DWT is a tax companies have to withhold from the distributed dividends on behalf of the government. Loopholes in the tax code gave rise to arbitrage opportunities for investors through two main schemes known as “cum-cum” and “cum-ex” transactions, allowing them to benefit from undue DWT reimbursement. Both schemes involve transferring dividend rights between several investors around the dividend record date: using stock lending with attached dividend rights, investors can exploit differences in tax treatment between domestic and foreign investors (cum-cum), or play on the time lag between the conclusion of a transaction and the actual delivery of the shares (cum-ex).* The Danish reform introduced new documentation requirements to ensure that only the true beneficial owner of the traded shares can receive a tax refund.
The authors identify the presence of DWT arbitrage documenting the sharp spikes in stocks on loan around ex-dividend dates. After the Danish reform, these spikes disappeared while they persisted in other Nordic countries, indicating that the reform was successful at eliminating DWT arbitrage in Denmark. Consistently, the authors find that a similar reform implemented in Germany also completely eliminated the spikes in security-lending.

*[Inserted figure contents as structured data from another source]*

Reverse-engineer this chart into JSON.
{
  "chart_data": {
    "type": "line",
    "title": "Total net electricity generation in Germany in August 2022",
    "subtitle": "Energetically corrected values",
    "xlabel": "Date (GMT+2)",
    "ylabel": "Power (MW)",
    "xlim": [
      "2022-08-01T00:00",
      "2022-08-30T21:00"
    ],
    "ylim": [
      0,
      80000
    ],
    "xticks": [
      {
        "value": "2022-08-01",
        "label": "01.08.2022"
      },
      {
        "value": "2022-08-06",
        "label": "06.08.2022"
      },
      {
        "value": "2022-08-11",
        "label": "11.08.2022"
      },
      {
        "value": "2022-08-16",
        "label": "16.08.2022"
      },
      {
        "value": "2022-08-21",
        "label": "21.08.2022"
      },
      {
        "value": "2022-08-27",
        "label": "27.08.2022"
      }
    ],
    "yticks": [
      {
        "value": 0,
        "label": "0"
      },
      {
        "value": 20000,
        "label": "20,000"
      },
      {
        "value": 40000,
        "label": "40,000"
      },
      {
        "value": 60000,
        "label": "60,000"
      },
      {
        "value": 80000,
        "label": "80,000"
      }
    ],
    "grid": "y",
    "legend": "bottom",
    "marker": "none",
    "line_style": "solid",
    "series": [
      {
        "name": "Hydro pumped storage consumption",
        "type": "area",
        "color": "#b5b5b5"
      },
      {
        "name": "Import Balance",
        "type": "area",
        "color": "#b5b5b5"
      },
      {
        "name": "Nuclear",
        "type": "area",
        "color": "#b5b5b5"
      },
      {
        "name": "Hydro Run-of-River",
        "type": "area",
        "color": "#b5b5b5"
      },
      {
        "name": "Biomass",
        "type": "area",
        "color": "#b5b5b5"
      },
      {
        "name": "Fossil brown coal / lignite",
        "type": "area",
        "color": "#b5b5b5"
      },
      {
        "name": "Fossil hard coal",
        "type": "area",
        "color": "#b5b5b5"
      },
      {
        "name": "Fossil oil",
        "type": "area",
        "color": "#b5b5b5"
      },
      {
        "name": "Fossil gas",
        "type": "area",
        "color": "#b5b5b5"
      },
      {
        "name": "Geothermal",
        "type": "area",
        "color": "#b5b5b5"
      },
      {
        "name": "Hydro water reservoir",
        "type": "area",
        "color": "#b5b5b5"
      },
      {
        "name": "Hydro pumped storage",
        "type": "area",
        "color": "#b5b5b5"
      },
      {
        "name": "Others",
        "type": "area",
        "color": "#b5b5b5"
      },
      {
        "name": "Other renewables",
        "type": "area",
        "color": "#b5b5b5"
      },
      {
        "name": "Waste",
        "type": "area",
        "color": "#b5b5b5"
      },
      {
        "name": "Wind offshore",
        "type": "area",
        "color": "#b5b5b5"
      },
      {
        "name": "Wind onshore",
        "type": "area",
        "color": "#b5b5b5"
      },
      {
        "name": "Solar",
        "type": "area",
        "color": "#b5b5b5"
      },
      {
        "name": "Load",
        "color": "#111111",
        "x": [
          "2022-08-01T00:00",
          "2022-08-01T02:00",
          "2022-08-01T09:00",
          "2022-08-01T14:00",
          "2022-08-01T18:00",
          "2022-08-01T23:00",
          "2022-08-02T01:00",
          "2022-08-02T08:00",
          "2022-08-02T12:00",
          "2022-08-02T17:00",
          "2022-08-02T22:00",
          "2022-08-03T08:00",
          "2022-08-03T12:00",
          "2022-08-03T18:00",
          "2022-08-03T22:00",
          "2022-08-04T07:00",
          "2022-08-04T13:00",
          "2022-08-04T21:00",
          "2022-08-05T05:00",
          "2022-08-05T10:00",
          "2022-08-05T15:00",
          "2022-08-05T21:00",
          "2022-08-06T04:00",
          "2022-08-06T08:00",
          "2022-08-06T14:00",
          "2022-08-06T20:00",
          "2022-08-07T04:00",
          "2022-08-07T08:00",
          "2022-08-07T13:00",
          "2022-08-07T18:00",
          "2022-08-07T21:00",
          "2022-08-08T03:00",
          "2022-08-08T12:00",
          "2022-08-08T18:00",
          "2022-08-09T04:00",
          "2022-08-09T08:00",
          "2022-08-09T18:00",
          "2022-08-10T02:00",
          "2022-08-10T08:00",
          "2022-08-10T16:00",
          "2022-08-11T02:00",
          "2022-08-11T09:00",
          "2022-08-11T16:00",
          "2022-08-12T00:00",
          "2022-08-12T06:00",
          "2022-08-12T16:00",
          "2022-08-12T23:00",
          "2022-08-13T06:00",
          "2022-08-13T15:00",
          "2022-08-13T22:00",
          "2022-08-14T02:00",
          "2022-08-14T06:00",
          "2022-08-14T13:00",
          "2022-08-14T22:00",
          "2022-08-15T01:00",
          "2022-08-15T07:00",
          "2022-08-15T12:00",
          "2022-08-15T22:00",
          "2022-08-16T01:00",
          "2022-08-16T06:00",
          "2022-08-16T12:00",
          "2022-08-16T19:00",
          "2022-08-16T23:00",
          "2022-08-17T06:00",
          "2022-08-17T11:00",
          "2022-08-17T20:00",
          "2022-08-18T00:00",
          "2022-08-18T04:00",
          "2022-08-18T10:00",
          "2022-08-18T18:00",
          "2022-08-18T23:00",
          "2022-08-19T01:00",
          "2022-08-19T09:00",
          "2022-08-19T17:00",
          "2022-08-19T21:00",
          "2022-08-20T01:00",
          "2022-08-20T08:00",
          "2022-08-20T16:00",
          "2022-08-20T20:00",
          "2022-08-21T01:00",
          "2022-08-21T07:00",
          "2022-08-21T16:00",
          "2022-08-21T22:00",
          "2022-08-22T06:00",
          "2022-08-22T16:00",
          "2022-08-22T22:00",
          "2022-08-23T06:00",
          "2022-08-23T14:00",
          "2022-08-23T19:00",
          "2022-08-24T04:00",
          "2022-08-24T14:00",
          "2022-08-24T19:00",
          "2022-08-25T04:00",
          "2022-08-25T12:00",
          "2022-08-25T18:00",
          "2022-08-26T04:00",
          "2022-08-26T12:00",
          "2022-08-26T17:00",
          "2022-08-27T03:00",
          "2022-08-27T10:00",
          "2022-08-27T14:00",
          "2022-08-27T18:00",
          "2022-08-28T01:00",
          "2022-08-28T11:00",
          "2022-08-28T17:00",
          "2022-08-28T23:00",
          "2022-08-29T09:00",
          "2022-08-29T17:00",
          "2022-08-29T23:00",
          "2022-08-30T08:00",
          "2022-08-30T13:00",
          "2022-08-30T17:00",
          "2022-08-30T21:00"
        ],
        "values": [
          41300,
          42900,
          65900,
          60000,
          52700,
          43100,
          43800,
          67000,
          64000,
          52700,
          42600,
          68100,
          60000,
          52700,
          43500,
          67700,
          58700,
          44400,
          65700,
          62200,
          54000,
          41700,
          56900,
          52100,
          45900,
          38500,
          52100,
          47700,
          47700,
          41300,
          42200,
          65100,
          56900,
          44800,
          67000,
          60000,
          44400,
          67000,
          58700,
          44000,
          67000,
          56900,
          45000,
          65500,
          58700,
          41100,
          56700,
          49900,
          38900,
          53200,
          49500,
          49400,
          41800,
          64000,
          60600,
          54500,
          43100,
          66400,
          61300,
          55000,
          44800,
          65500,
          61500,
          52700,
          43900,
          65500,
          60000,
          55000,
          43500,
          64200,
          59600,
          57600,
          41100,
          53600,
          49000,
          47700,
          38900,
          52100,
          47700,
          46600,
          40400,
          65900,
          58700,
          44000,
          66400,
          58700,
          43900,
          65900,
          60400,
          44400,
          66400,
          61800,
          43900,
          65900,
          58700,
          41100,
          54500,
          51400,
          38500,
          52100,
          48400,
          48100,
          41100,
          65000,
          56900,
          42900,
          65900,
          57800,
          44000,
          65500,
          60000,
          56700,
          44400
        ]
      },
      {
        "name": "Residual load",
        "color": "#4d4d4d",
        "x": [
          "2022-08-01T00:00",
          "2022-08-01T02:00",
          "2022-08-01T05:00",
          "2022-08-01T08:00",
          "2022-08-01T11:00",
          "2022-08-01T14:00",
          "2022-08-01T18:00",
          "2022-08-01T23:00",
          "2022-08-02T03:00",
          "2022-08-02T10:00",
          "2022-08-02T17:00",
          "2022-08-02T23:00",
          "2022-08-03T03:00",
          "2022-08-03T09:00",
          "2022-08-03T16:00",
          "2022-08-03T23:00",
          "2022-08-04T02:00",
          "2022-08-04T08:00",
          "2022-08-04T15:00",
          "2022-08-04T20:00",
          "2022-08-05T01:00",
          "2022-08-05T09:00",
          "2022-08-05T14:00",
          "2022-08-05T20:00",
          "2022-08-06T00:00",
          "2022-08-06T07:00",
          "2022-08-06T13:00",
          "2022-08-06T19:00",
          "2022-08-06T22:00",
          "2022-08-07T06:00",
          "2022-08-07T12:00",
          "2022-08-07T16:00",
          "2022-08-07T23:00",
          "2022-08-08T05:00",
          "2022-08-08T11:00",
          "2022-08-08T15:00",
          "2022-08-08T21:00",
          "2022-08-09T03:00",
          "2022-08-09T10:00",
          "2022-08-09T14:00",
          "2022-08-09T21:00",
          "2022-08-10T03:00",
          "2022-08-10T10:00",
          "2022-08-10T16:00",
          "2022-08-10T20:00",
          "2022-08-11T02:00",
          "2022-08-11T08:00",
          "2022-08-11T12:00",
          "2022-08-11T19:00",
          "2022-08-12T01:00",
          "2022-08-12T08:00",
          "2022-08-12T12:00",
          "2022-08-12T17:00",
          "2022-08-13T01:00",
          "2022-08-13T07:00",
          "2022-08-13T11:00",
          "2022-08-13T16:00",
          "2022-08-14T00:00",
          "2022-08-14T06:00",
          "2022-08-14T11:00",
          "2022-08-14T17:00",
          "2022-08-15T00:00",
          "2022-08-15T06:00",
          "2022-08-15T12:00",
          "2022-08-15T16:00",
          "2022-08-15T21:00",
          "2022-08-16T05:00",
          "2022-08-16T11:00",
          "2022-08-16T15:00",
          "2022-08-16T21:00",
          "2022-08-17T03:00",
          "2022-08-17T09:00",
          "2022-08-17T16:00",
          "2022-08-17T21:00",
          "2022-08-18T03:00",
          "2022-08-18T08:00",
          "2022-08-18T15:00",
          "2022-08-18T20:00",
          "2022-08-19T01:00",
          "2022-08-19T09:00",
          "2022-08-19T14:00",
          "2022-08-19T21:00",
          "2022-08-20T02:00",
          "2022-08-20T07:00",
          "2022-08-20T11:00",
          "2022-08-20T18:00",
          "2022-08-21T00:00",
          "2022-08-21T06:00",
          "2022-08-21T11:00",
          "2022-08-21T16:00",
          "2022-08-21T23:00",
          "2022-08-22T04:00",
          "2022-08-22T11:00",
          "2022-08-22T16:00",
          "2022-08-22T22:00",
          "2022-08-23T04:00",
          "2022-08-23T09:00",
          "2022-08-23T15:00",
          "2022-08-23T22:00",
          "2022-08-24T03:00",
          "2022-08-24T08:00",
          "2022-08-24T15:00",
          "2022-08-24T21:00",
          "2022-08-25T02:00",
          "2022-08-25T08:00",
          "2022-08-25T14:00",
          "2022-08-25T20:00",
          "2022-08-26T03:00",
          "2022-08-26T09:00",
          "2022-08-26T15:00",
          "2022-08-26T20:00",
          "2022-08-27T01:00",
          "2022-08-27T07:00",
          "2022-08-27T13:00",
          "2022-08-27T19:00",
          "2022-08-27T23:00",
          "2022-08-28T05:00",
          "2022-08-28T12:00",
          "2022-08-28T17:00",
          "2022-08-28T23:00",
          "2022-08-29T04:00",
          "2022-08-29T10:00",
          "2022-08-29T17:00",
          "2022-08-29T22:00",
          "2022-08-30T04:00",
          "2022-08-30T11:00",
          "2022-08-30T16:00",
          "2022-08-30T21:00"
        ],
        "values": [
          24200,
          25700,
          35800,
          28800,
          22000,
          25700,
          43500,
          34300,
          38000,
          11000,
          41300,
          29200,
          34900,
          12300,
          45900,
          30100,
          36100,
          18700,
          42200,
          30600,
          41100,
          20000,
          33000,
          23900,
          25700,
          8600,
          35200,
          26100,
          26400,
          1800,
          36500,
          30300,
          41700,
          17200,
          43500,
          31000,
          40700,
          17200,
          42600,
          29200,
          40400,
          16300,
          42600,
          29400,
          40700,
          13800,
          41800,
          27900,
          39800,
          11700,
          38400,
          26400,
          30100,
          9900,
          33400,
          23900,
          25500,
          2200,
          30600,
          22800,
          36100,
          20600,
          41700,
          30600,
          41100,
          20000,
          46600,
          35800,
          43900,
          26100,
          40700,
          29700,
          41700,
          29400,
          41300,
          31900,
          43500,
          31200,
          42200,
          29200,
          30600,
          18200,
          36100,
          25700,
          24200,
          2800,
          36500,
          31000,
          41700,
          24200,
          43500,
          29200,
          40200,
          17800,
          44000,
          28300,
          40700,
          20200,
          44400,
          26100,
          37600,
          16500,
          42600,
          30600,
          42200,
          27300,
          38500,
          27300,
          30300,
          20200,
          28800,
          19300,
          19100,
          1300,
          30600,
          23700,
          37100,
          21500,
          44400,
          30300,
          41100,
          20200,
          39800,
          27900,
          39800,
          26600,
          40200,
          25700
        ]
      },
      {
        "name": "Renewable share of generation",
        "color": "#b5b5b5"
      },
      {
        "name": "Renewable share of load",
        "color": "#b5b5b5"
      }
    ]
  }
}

Results for Denmark suggest that DWT revenue increased by 130 percent (or 1.3 billion USD) after the reform, while the measures had no significant effect on foreign portfolio investment (FPI) nor on dividend policy by companies. The authors conclude that the reform resulted in a welfare increase for Denmark.
Considering the incidence of cum-cum and cum-ex in 15 Western-European countries between 2010 and 2019, the authors find evidence of arbitrage in all countries levying a DWT. In contrast, no evidence is found in the UK, where no DWT is levied.
Key Results
Policy recommendation
This paper emphasises the need for a closer supervision of cum-cum and cum-ex transactions, as there remain strong incentives to develop new financial tools to avoid DWT.
Data
To analyse the impact of the reform, the authors use data from Markit on security-lending and borrowing in over-the-counter transactions. They merge the latter with daily securities data from Compustat Global. Their resulting panel covers the period 2010-2019.
For the welfare analysis, the authors accessed unique data on DWT receipts and reimbursement from the four Nordic countries, which they combine with FPI data from the IMF Coordinated Portfolio Investment Survey and dividend yields calculated based on their daily securities data.
Methodology
To assess the impact of the Danish reform, the authors employ a triple difference-in-difference event study comparing stocks on loan as a percentage of the public float 1) between regular trading days and days lying within a 31-day window centred around the ex-dividend date, 2) both before and after the 2016 Danish reform, 3) and between Denmark and the other three Nordic countries serving as counterfactuals.
The authors analyse the reform’s effect on tax revenue and FPI through a synthetic difference-in-difference using a weighted average of Finland, Norway and Sweden as a control group. The impact on dividend yields is estimated with a regression-based event study using company-level data.
Go to the original article
The working paper, released in February 2022, can be downloaded from the CESifo website.
* Leveraging the feature that the DWT is applied only to foreign investors, whereas domestic investors get a full tax refund, foreign investors loan their stock to domestic banks around the repayment date, in order to benefit from the tax refund and effectively escape DWT (cum-cum scheme). In a cum-ex scheme, several investors exploit the two-days lag between the agreement and the actual delivery of stock in a short-selling transaction, and the legal equivalence between dividend payment and dividend compensation, so that different investors can claim a DWT refund on the same stock, thus costing the state more than it raises in tax revenue.